Friday the 13th Part II (1981)

http://en.wikipedia.org/wiki/Friday_the_13th_Part_2
http://www.imdb.com/title/tt0082418/
What I Knew:
The writer of the original Friday the 13th was very disappointed that Jason Voorhees became the villain. That's literally all I know.
What I Expected:
Something more along the lines of what I expected from Friday the 13th: Jason killing people.
What I Got:
Well, I guess I was closer to the mark this time. Jason indeed kills people, starting with the wonderful Alice, but its certainly not the iconic Jason. In fact this Jason seems to be having a bit of an identity crisis. I think the death toll at the hands of Mr. Voorhees is about eight, out of like 20 faceless characters. The first 20 minutes of the film just summarize the last act of the first film which doesnt do Part II any favors if you ask me. The only character worth caring about, especially considering how much time was just spent explaining why we should care about her, is killed off meaninglessly immediately after and the movie doesnt bother with trying to create that kind of connection with any of the new councilors. Even someone like Annie, Jason's mother's third victim in Part 1, is lacking in this film. Just a pile of meet for a terribly conceived bad guy to hack throuh.
How I Felt:
I have some big issues with Jason in this movie. Now it might just be the fact that I am so familiar with the iconic Jason (hockey mask, machete, slow walk, ki-ki-ki-ma-ma-ma, immortal monster, etc) that its tainting my perspective of this early incarnation, but there is literally nothing even remotely frightening about Jason in this film. I'm not kidding when I say that a cat in this movie is at least 10 times as terrifying as any of Jason's appearances. He comes off as a mad farmer. He wears overalls, he has a bag of flour over his head, he wields a pitchfork for most of the film. This Jason lacks everything that makes a slasher villain great: the idea that nothing can stop him. There's a scene where he slips off a chair and falls face first into a lil puddle of urine. There's another where he trips over his own pitchfork and then has to jog to catch back up to his victim. When the bag of flour is finally pulled off his face, the rubber mask Neddy uses to scare the other councilors in the beginning of the film is significantly scarier. He looks like a reject from a bad The Hills Have Eyes knock-off. He's also not physically imposing. Just a chunky farmer, angry that you are running through his cornfield.

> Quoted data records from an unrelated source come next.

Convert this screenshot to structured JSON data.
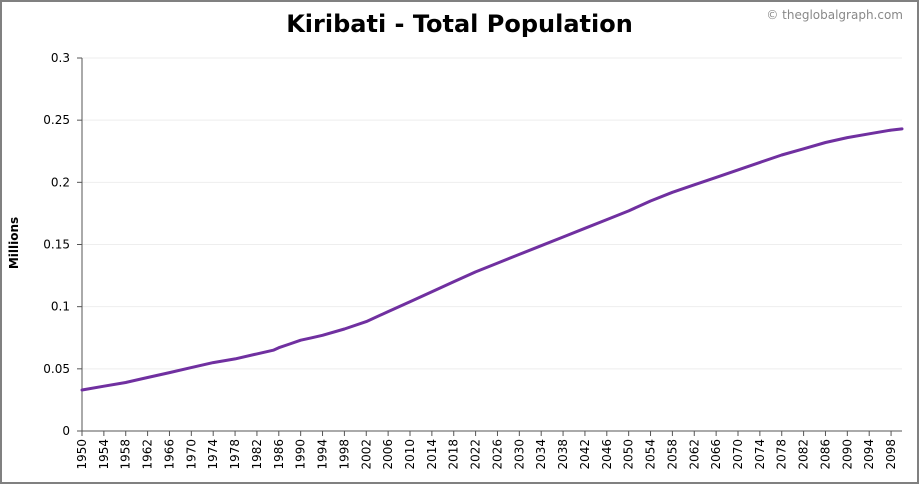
{
  "credit": "© theglobalgraph.com",
  "colors": {
    "line": "#7030A0",
    "grid": "#eeeeee",
    "axis": "#555555",
    "frame": "#808080"
  },
  "chart_data": {
    "type": "line",
    "title": "Kiribati - Total Population",
    "xlabel": "",
    "ylabel": "Millions",
    "xlim": [
      1950,
      2100
    ],
    "ylim": [
      0,
      0.3
    ],
    "x_ticks": [
      1950,
      1954,
      1958,
      1962,
      1966,
      1970,
      1974,
      1978,
      1982,
      1986,
      1990,
      1994,
      1998,
      2002,
      2006,
      2010,
      2014,
      2018,
      2022,
      2026,
      2030,
      2034,
      2038,
      2042,
      2046,
      2050,
      2054,
      2058,
      2062,
      2066,
      2070,
      2074,
      2078,
      2082,
      2086,
      2090,
      2094,
      2098
    ],
    "y_ticks": [
      0,
      0.05,
      0.1,
      0.15,
      0.2,
      0.25,
      0.3
    ],
    "y_tick_labels": [
      "0",
      "0.05",
      "0.1",
      "0.15",
      "0.2",
      "0.25",
      "0.3"
    ],
    "grid": true,
    "series": [
      {
        "x": [
          1950,
          1954,
          1958,
          1962,
          1966,
          1970,
          1974,
          1978,
          1982,
          1985,
          1986,
          1988,
          1990,
          1992,
          1994,
          1998,
          2002,
          2006,
          2010,
          2014,
          2018,
          2022,
          2026,
          2030,
          2034,
          2038,
          2042,
          2046,
          2050,
          2054,
          2058,
          2062,
          2066,
          2070,
          2074,
          2078,
          2082,
          2086,
          2090,
          2094,
          2098,
          2100
        ],
        "values": [
          0.033,
          0.036,
          0.039,
          0.043,
          0.047,
          0.051,
          0.055,
          0.058,
          0.062,
          0.065,
          0.067,
          0.07,
          0.073,
          0.075,
          0.077,
          0.082,
          0.088,
          0.096,
          0.104,
          0.112,
          0.12,
          0.128,
          0.135,
          0.142,
          0.149,
          0.156,
          0.163,
          0.17,
          0.177,
          0.185,
          0.192,
          0.198,
          0.204,
          0.21,
          0.216,
          0.222,
          0.227,
          0.232,
          0.236,
          0.239,
          0.242,
          0.243
        ]
      }
    ]
  }
}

And the characters. There is no way to possibly care about any of the characters, and there's really no point either considering they are all either dead or disappear from the film by the second act. The ending provides zero closure, no "Then he's still out there," not even a text crawl saying "the 15 campers we forgot about survived for a little while." Nothing. Just stops cold. And then we come back to Jason. This Jason has a bit of an identity crisis. I don't think the writers decided at any one point on a unified vision of him. He's alternatively an immortal monster, a crazy mutant farmer, and a sad little kid who misses his mom. I think if they could have stuck to one idea the film could have pulled its narrative structure off better, but we are constantly swinging between "he is going to kill us all because he is evil" and "he is going to kill us all because he doesnt know better maybe we should just give him a hug." This doesnt make for good storytelling in my opinion, nor does it make me want to watch this movie ever again.
View This:
As a part of understanding the Friday the 13th canon, but never ever ever again.
Sequel?
I'm not exactly looking forward to parts 3 through 10 after this, but hopefully the crew can get their stuff together.